I've grown weary of these water temperature warnings. It was 73 yesterday on 56 th. It will NEVER hit 80. NEVER. 

Comment by jaymann on August 9, 2016 at 11:45am

Dave, It makes no never-mind to me if it's 73 or 83 in the waves. It does matter when speaking in terms of tropical systems. That's why I look with trepidation on the buoy temps not that far out ... and they are pushing 80-plus. By the by, I have often seen warmer water at the north end of the Island, possibly due to 85-degree bay water flushing out through the inlet and being blown south by NE winds ... as was the recent case.
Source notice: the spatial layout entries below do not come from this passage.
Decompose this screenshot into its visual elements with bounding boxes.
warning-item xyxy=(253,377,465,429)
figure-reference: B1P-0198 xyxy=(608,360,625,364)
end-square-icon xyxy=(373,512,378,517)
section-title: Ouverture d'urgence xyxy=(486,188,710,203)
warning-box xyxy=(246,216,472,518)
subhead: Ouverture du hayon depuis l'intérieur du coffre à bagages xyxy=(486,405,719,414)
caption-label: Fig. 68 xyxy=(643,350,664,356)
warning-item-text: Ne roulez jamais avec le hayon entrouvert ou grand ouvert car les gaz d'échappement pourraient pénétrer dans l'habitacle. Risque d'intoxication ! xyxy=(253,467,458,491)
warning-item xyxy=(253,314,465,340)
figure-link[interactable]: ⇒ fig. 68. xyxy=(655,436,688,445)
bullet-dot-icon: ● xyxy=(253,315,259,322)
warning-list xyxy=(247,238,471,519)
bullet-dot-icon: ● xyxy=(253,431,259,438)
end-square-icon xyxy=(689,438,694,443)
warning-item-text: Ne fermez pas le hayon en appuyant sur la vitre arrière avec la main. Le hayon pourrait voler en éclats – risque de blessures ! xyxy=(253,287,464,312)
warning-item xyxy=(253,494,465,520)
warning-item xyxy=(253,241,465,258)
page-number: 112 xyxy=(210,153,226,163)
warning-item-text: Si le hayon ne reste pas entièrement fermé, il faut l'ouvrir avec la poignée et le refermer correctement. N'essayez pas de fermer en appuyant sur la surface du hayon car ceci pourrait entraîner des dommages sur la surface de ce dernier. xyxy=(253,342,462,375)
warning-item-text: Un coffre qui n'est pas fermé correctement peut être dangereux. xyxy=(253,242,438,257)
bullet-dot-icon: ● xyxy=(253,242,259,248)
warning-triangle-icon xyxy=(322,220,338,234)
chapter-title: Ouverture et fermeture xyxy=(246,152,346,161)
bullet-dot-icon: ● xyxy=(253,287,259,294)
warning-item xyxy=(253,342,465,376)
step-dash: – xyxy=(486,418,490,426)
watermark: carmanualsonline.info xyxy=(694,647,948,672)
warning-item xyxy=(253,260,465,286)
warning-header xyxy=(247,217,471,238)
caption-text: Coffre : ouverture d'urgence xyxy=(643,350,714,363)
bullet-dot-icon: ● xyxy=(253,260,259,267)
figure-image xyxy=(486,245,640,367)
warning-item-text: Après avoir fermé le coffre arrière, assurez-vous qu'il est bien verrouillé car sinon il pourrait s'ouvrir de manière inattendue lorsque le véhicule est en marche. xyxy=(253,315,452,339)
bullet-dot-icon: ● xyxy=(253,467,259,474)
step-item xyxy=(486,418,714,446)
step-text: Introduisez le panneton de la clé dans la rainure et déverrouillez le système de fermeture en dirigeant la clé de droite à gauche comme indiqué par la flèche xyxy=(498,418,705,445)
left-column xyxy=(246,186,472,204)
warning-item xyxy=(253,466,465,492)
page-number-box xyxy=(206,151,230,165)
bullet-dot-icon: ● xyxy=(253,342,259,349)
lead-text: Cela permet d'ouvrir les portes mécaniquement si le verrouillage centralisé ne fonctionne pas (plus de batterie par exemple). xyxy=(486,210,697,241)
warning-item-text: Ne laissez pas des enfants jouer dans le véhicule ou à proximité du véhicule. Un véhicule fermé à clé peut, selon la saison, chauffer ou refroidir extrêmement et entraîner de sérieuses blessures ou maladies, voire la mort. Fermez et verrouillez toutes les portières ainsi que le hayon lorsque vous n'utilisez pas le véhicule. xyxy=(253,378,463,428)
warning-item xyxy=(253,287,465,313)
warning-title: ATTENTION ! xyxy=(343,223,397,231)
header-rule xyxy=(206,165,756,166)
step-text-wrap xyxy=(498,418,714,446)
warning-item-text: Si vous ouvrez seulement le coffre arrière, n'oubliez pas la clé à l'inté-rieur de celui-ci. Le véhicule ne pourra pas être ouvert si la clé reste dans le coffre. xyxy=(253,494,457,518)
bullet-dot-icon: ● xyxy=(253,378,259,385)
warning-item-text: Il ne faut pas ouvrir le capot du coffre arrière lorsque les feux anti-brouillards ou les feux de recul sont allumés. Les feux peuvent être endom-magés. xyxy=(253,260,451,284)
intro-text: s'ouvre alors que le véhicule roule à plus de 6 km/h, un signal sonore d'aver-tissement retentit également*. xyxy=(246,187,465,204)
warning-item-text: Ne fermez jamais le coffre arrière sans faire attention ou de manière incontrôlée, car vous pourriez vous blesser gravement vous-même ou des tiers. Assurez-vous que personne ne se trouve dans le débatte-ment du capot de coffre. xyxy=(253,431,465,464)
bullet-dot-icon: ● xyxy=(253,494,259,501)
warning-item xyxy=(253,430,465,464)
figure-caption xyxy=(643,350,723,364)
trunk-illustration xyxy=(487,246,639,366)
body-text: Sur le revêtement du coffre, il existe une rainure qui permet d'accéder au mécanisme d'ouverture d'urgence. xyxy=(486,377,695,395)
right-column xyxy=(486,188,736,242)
LBI surf HAS passed 80 degrees on many occasions. Check with beach patrol records. 

Comment by Dave Nederostek on August 9, 2016 at 8:48pm

Inlet waters with the outgoing tide? Perhaps. I saw the Noaa buoy report . With 4 days of east winds I was expecting a warmer greeting when  I ventured in. I must be there on the wrong days for I have never encountered 80 degree water at the Jersey shore. Chincoteague Virginia, yes. Hurricanes  don't slam into the east coast at these latitudes aka Andrew. They skirt by, quickly, while waving at us. What you don't need is a 6 high tide loadup like 2012. Just my take.